Он сел в седло и поставил ноги на педали.
— Я психолог, — сказал он, — не правда ли, Туся?
— Да, психолог.
— Но мне всегда были противны женщины, не умеющие скрывать свои чувства…
Он нажал стартер, дал газ и подергал
— Ну, берегись, Туся! — крикнул Сидоров, повернувшись к ней, и сразу переменил позу, — почти лег на руль. «Харлей» круто взвыл, ветер ударил с такой силой, что у Антонины перехватило дыхание, шоссе точно взвилось. В Урицке, в Володарской, Стрельне клаксон хрипел непрерывно. Она закрыла, глаза, зажала лицо ладонями.
— Сто! — крикнул Сидоров, дальше она не расслышала.
— Десять! — крикнул он опять.
Мотоцикл все время кренило, он шел ровно, порою что-то пело в нем…
Они вернулись домой в час ночи.
— Это обошлось мне в энное количество литров бензина, — сказал Сидоров, — эти капризы, ужасающие притом, нашей Т у с и.
— Ты знаешь, Тося, — вдруг вспомнила Женя, — по-моему, я тогда не поздравила тебя с Новым годом. Вы убежали гулять, и я не поспела. С Новым годом, Антонина Никодимовна, с новым счастьем!
— А что? Неплохо выразилась старуха. Примите и от меня, дорогая Туся!
Теперь Сидоров называл ее только Тусей, и Антонина не сердилась. У него выходило смешно, но чем-то похоже на Альтуса.
11. Он болен
Из Москвы она получила от Альтуса короткое письмо. Начиналось оно так: «Давеча, на вокзале, хотелось мне многое сказать, но как-то не вышло. Впрочем, писать обо всем этом я затрудняюсь, страшновато, что ли. Давайте пока попереписываемся немного…»
Она ответила.
И если не считать писем, которые она получала и писала сама, то все было по-прежнему. Она вставала рано, чтобы к восьми быть уже на комбинате, ложилась не раньше двух — надо было много читать и специальных книг, и разного другого; с каждым днем интереснее и как бы словно шире становилось жить. У нее уже было много знакомых, и к весне вдруг случилось так, что все вечера у нее сделались занятыми — ее звали наперебой, и она не могла и не хотела не ходить туда, куда звали, — эти ее знакомства были ее гордостью, ее очень большой радостью, очень большим смыслом. Ее звали на семейные праздники, с ней советовались, искали ее дружбы.

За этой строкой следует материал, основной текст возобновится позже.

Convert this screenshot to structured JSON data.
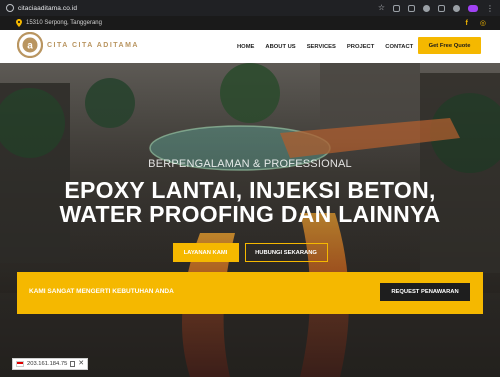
{
  "browser": {
    "url": "citaciaaditama.co.id"
  },
  "topbar": {
    "location": "15310 Serpong, Tanggerang",
    "facebook_glyph": "f",
    "instagram_glyph": "◎"
  },
  "header": {
    "logo_text": "CITA CITA ADITAMA",
    "nav": [
      "HOME",
      "ABOUT US",
      "SERVICES",
      "PROJECT",
      "CONTACT"
    ],
    "quote_button": "Get Free Quote"
  },
  "hero": {
    "tagline": "BERPENGALAMAN & PROFESSIONAL",
    "title_line1": "EPOXY LANTAI, INJEKSI BETON,",
    "title_line2": "WATER PROOFING DAN LAINNYA",
    "primary_button": "LAYANAN KAMI",
    "secondary_button": "HUBUNGI SEKARANG"
  },
  "cta": {
    "text": "KAMI SANGAT MENGERTI KEBUTUHAN ANDA",
    "button": "REQUEST PENAWARAN"
  },
  "overlay": {
    "ip": "203.161.184.75"
  },
  "colors": {
    "accent": "#f5b800",
    "dark": "#1a1a1a",
    "logo_gold": "#b99560"
  }
}
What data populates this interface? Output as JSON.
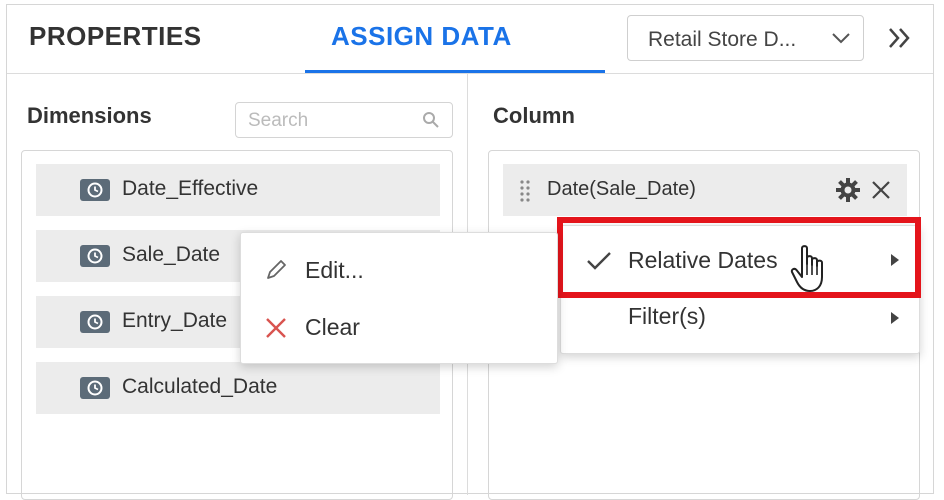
{
  "tabs": {
    "properties": "PROPERTIES",
    "assign_data": "ASSIGN DATA"
  },
  "datasource": {
    "selected": "Retail Store D..."
  },
  "dimensions": {
    "title": "Dimensions",
    "search_placeholder": "Search",
    "items": [
      {
        "label": "Date_Effective"
      },
      {
        "label": "Sale_Date"
      },
      {
        "label": "Entry_Date"
      },
      {
        "label": "Calculated_Date"
      }
    ]
  },
  "column": {
    "title": "Column",
    "item_label": "Date(Sale_Date)"
  },
  "column_menu": {
    "items": [
      {
        "label": "Relative Dates",
        "checked": true,
        "has_submenu": true
      },
      {
        "label": "Filter(s)",
        "checked": false,
        "has_submenu": true
      }
    ]
  },
  "context_menu": {
    "items": [
      {
        "label": "Edit...",
        "icon": "pencil-icon"
      },
      {
        "label": "Clear",
        "icon": "x-icon"
      }
    ]
  },
  "colors": {
    "accent": "#1a73e8",
    "highlight": "#e4141b",
    "clear_icon": "#d9534f"
  }
}
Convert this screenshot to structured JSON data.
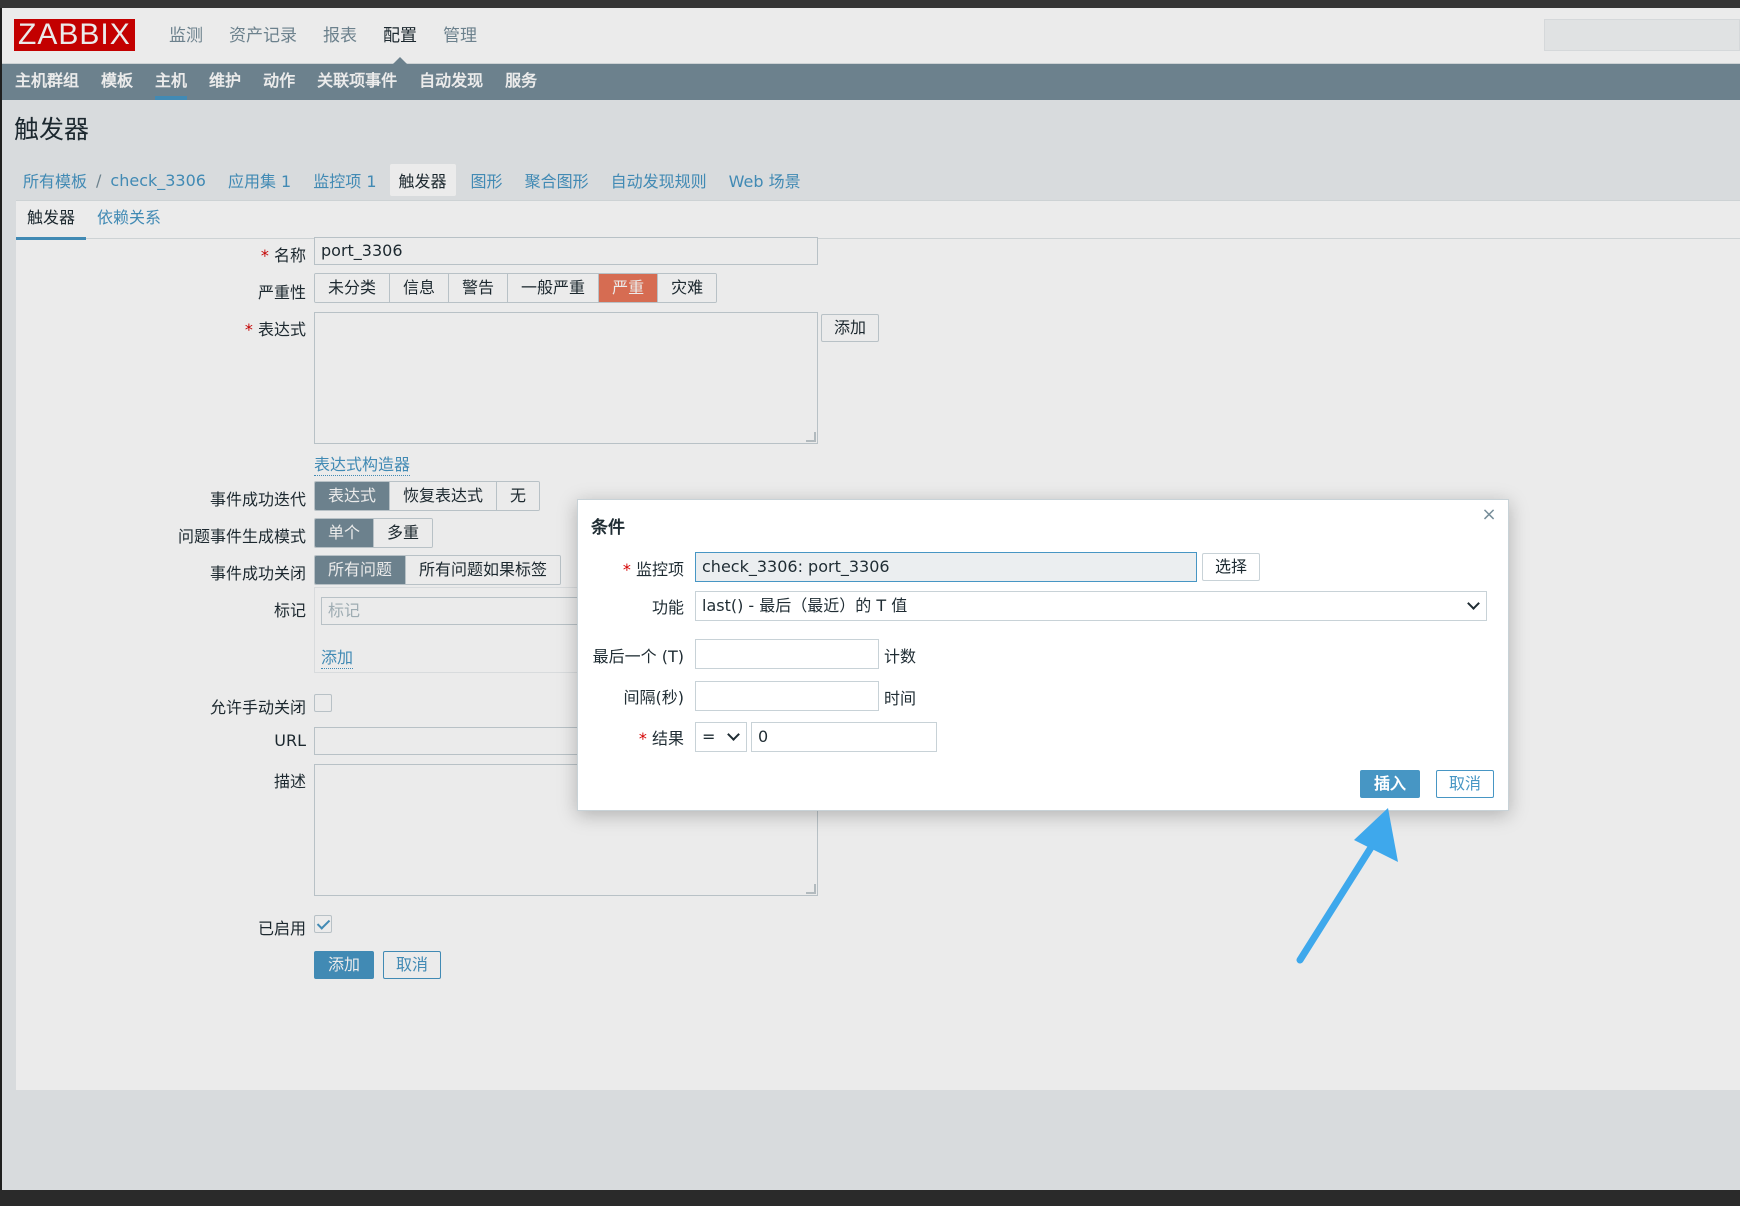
{
  "brand": {
    "logo": "ZABBIX"
  },
  "top_nav": [
    {
      "label": "监测",
      "active": false
    },
    {
      "label": "资产记录",
      "active": false
    },
    {
      "label": "报表",
      "active": false
    },
    {
      "label": "配置",
      "active": true
    },
    {
      "label": "管理",
      "active": false
    }
  ],
  "sub_nav": [
    {
      "label": "主机群组",
      "active": false
    },
    {
      "label": "模板",
      "active": false
    },
    {
      "label": "主机",
      "active": true
    },
    {
      "label": "维护",
      "active": false
    },
    {
      "label": "动作",
      "active": false
    },
    {
      "label": "关联项事件",
      "active": false
    },
    {
      "label": "自动发现",
      "active": false
    },
    {
      "label": "服务",
      "active": false
    }
  ],
  "page": {
    "title": "触发器"
  },
  "breadcrumbs": {
    "all_templates": "所有模板",
    "separator": "/",
    "template": "check_3306",
    "applications": "应用集 1",
    "items": "监控项 1",
    "triggers": "触发器",
    "graphs": "图形",
    "screens": "聚合图形",
    "discovery": "自动发现规则",
    "web": "Web 场景"
  },
  "tabs": {
    "trigger": "触发器",
    "dependencies": "依赖关系"
  },
  "form": {
    "name_label": "名称",
    "name_value": "port_3306",
    "severity_label": "严重性",
    "severity_options": [
      "未分类",
      "信息",
      "警告",
      "一般严重",
      "严重",
      "灾难"
    ],
    "severity_selected": "严重",
    "expression_label": "表达式",
    "expression_add": "添加",
    "expression_builder": "表达式构造器",
    "ok_event_label": "事件成功迭代",
    "ok_event_options": [
      "表达式",
      "恢复表达式",
      "无"
    ],
    "problem_mode_label": "问题事件生成模式",
    "problem_mode_options": [
      "单个",
      "多重"
    ],
    "ok_close_label": "事件成功关闭",
    "ok_close_options": [
      "所有问题",
      "所有问题如果标签"
    ],
    "tags_label": "标记",
    "tags_placeholder": "标记",
    "tags_add": "添加",
    "manual_close_label": "允许手动关闭",
    "url_label": "URL",
    "description_label": "描述",
    "enabled_label": "已启用",
    "enabled": true,
    "submit": "添加",
    "cancel": "取消"
  },
  "dialog": {
    "title": "条件",
    "item_label": "监控项",
    "item_value": "check_3306: port_3306",
    "select_button": "选择",
    "function_label": "功能",
    "function_value": "last() - 最后（最近）的 T 值",
    "last_label": "最后一个 (T)",
    "last_unit": "计数",
    "interval_label": "间隔(秒)",
    "interval_unit": "时间",
    "result_label": "结果",
    "result_operator": "=",
    "result_value": "0",
    "insert": "插入",
    "cancel": "取消"
  },
  "colors": {
    "accent": "#4796c4",
    "subnav_bg": "#768d99",
    "severity_high": "#e97659",
    "logo_bg": "#d40000",
    "annotation_arrow": "#3ea8ec"
  }
}
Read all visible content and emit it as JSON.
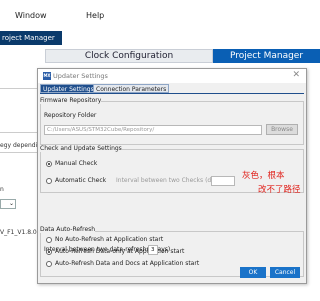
{
  "menubar": {
    "window_label": "Window",
    "help_label": "Help"
  },
  "breadcrumb": "roject Manager",
  "tabs_main": {
    "clock": "Clock Configuration",
    "project": "Project Manager"
  },
  "left_panel": {
    "text1": "egy depending",
    "text2": "n",
    "text3": "V_F1_V1.8.0"
  },
  "dialog": {
    "title": "Updater Settings",
    "tabs": [
      "Updater Settings",
      "Connection Parameters"
    ],
    "firmware_repository": {
      "title": "Firmware Repository",
      "folder_label": "Repository Folder",
      "folder_value": "C:/Users/ASUS/STM32Cube/Repository/",
      "browse_label": "Browse"
    },
    "check_update": {
      "title": "Check and Update Settings",
      "manual_label": "Manual Check",
      "automatic_label": "Automatic Check",
      "interval_label": "Interval between two Checks (days)",
      "selected": "manual"
    },
    "auto_refresh": {
      "title": "Data Auto-Refresh",
      "options": [
        "No Auto-Refresh at Application start",
        "Auto-Refresh Data-only at Application start",
        "Auto-Refresh Data and Docs at Application start"
      ],
      "selected_index": 1,
      "interval_label": "Interval between two data-refreshs (days)",
      "interval_value": "3"
    },
    "ok_label": "OK",
    "cancel_label": "Cancel"
  },
  "annotation": {
    "line1": "灰色，根本",
    "line2": "改不了路径",
    "color": "#e0201a"
  },
  "colors": {
    "accent": "#0a5fb4",
    "dialog_button": "#1a73c9",
    "active_tab": "#1f4e8c"
  }
}
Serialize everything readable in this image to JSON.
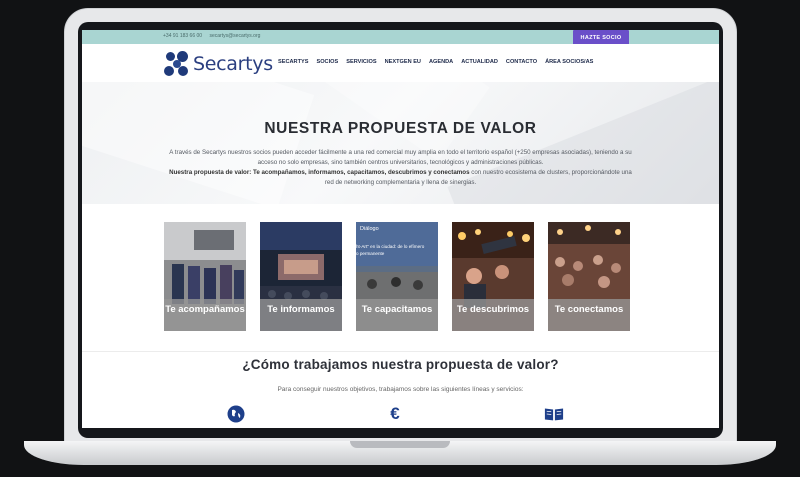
{
  "topbar": {
    "phone": "+34 91 183 66 00",
    "email": "secartys@secartys.org",
    "cta": "HAZTE SOCIO"
  },
  "brand": {
    "name": "Secartys"
  },
  "nav": {
    "items": [
      "SECARTYS",
      "SOCIOS",
      "SERVICIOS",
      "NEXTGEN EU",
      "AGENDA",
      "ACTUALIDAD",
      "CONTACTO",
      "ÁREA SOCIOS/AS"
    ]
  },
  "hero": {
    "title": "NUESTRA PROPUESTA DE VALOR",
    "line1": "A través de Secartys nuestros socios pueden acceder fácilmente a una red comercial muy amplia en todo el territorio español (+250 empresas asociadas), teniendo a su acceso no solo empresas, sino también centros universitarios, tecnológicos y administraciones públicas.",
    "bold": "Nuestra propuesta de valor: Te acompañamos, informamos, capacitamos, descubrimos y conectamos",
    "line2": " con nuestro ecosistema de clusters, proporcionándote una red de networking complementaria y llena de sinergias."
  },
  "cards": [
    {
      "label": "Te acompañamos"
    },
    {
      "label": "Te informamos"
    },
    {
      "label": "Te capacitamos",
      "photo_text": [
        "Diálogo",
        "ht-Art\" en la ciudad: de lo efímero",
        "o permanente"
      ]
    },
    {
      "label": "Te descubrimos"
    },
    {
      "label": "Te conectamos"
    }
  ],
  "section": {
    "title": "¿Cómo trabajamos nuestra propuesta de valor?",
    "subtitle": "Para conseguir nuestros objetivos, trabajamos sobre las siguientes líneas y servicios:"
  },
  "services": [
    {
      "icon": "globe-icon"
    },
    {
      "icon": "euro-icon",
      "symbol": "€"
    },
    {
      "icon": "book-icon"
    }
  ],
  "colors": {
    "topbar": "#a9d5d2",
    "cta": "#6a4fc9",
    "brand": "#2b3f80",
    "icon_blue": "#1e3f8a"
  }
}
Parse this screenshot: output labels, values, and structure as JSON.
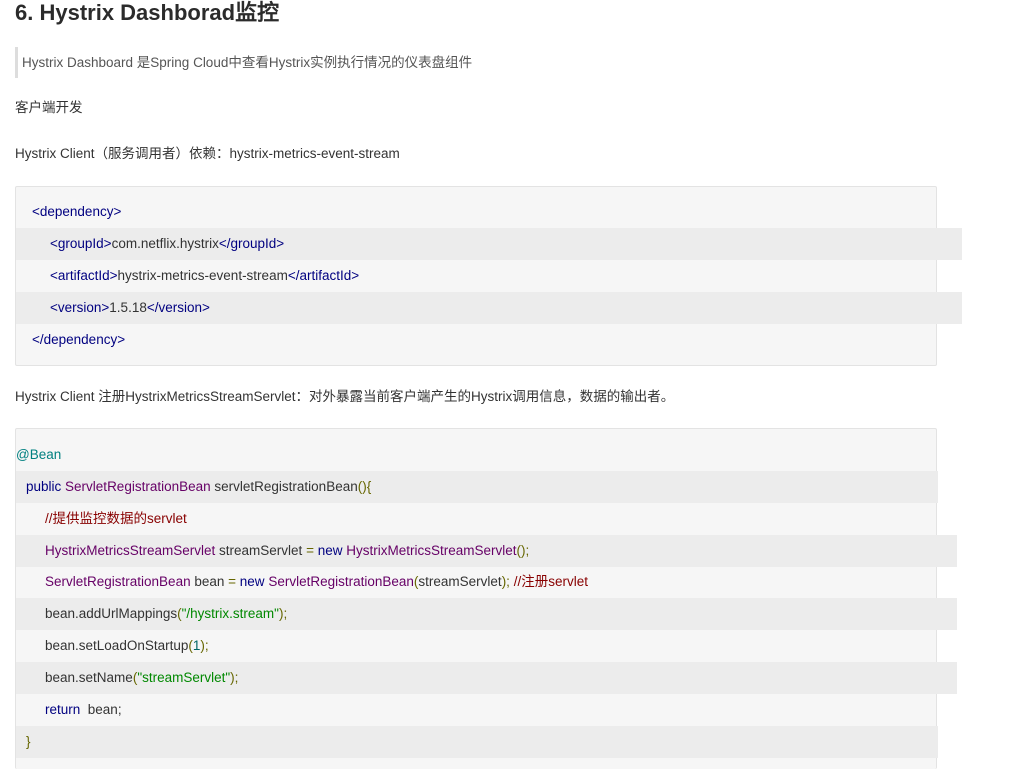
{
  "heading": "6. Hystrix Dashborad监控",
  "quote": "Hystrix Dashboard 是Spring Cloud中查看Hystrix实例执行情况的仪表盘组件",
  "para1": "客户端开发",
  "para2": "Hystrix Client（服务调用者）依赖：hystrix-metrics-event-stream",
  "xml": {
    "open_dep": "<dependency>",
    "gid_open": "<groupId>",
    "gid_val": "com.netflix.hystrix",
    "gid_close": "</groupId>",
    "aid_open": "<artifactId>",
    "aid_val": "hystrix-metrics-event-stream",
    "aid_close": "</artifactId>",
    "ver_open": "<version>",
    "ver_val": "1.5.18",
    "ver_close": "</version>",
    "close_dep": "</dependency>"
  },
  "para3": "Hystrix Client 注册HystrixMetricsStreamServlet：对外暴露当前客户端产生的Hystrix调用信息，数据的输出者。",
  "java": {
    "annotation": "@Bean",
    "l2_kw": "public",
    "l2_cls": "ServletRegistrationBean",
    "l2_rest": " servletRegistrationBean",
    "l2_pun": "(){",
    "l3_cmt": "//提供监控数据的servlet",
    "l4_cls": "HystrixMetricsStreamServlet",
    "l4_var": " streamServlet ",
    "l4_eq": "=",
    "l4_new": " new ",
    "l4_cls2": "HystrixMetricsStreamServlet",
    "l4_pun": "();",
    "l5_cls": "ServletRegistrationBean",
    "l5_var": " bean ",
    "l5_eq": "=",
    "l5_new": " new ",
    "l5_cls2": "ServletRegistrationBean",
    "l5_arg_open": "(",
    "l5_arg": "streamServlet",
    "l5_arg_close": ");",
    "l5_cmt": " //注册servlet",
    "l6_call": "bean.addUrlMappings",
    "l6_open": "(",
    "l6_str": "\"/hystrix.stream\"",
    "l6_close": ");",
    "l7_call": "bean.setLoadOnStartup",
    "l7_open": "(",
    "l7_num": "1",
    "l7_close": ");",
    "l8_call": "bean.setName",
    "l8_open": "(",
    "l8_str": "\"streamServlet\"",
    "l8_close": ");",
    "l9_kw": "return",
    "l9_rest": "  bean;",
    "l10": "}"
  }
}
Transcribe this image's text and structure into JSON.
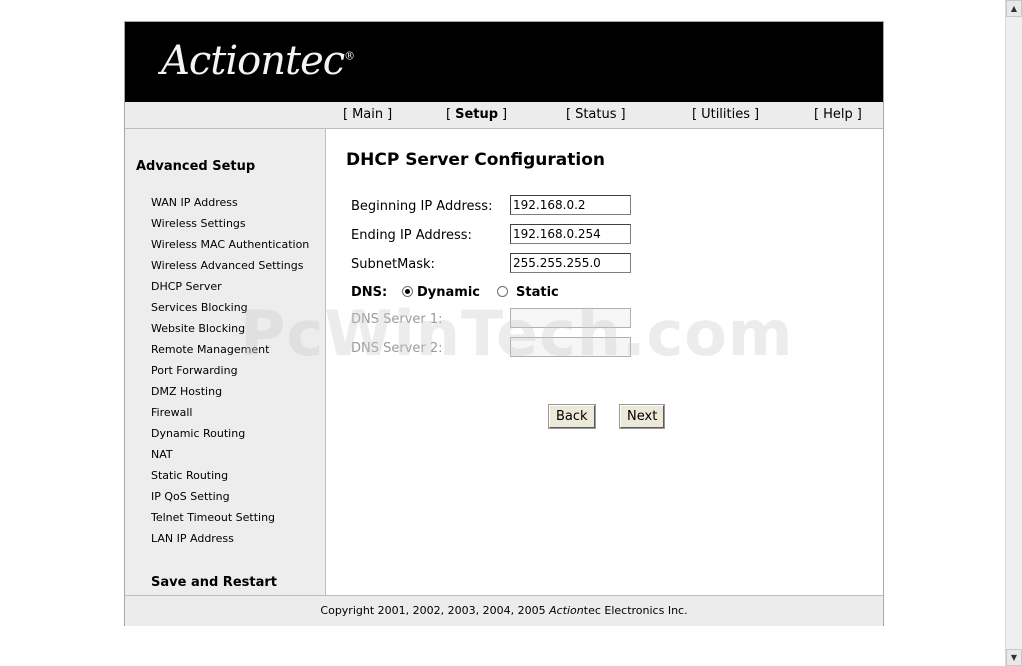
{
  "brand": {
    "logo_text": "Actiontec"
  },
  "topnav": {
    "items": [
      {
        "label": "Main"
      },
      {
        "label": "Setup"
      },
      {
        "label": "Status"
      },
      {
        "label": "Utilities"
      },
      {
        "label": "Help"
      }
    ],
    "active": "Setup"
  },
  "sidebar": {
    "title": "Advanced Setup",
    "items": [
      "WAN IP Address",
      "Wireless Settings",
      "Wireless MAC Authentication",
      "Wireless Advanced Settings",
      "DHCP Server",
      "Services Blocking",
      "Website Blocking",
      "Remote Management",
      "Port Forwarding",
      "DMZ Hosting",
      "Firewall",
      "Dynamic Routing",
      "NAT",
      "Static Routing",
      "IP QoS Setting",
      "Telnet Timeout Setting",
      "LAN IP Address"
    ],
    "save_restart": "Save and Restart"
  },
  "main": {
    "title": "DHCP Server Configuration",
    "fields": {
      "begin_ip": {
        "label": "Beginning IP Address:",
        "value": "192.168.0.2"
      },
      "end_ip": {
        "label": "Ending IP Address:",
        "value": "192.168.0.254"
      },
      "subnet": {
        "label": "SubnetMask:",
        "value": "255.255.255.0"
      },
      "dns1": {
        "label": "DNS Server 1:",
        "value": ""
      },
      "dns2": {
        "label": "DNS Server 2:",
        "value": ""
      }
    },
    "dns": {
      "label": "DNS:",
      "options": [
        "Dynamic",
        "Static"
      ],
      "selected": "Dynamic"
    },
    "buttons": {
      "back": "Back",
      "next": "Next"
    }
  },
  "footer": {
    "prefix": "Copyright 2001, 2002, 2003, 2004, 2005 ",
    "brand": "Action",
    "suffix": "tec Electronics Inc."
  },
  "watermark": "PcWinTech.com"
}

Вначале ей было приятно, что, когда она приходила, ее встречали так, как когда-то она встретила Женю, но потом она забыла об этом и уже не замечала той маленькой, трогательной суеты, которая организовывалась вокруг нее, едва она входила.
Уже Сидоров поручал ей проводить собрания домашних хозяек, и она отлично их проводила, хотя и робела вначале. Уже были у нее дела, и не только связанные с детьми: была и подписка на заем — но целым шести корпусам; она входила в культурно-бытовую комиссию и немало делала в клубе; ее слушали при распределении очередности ремонтов квартир — она очень хорошо знала, кому как живется на массиве.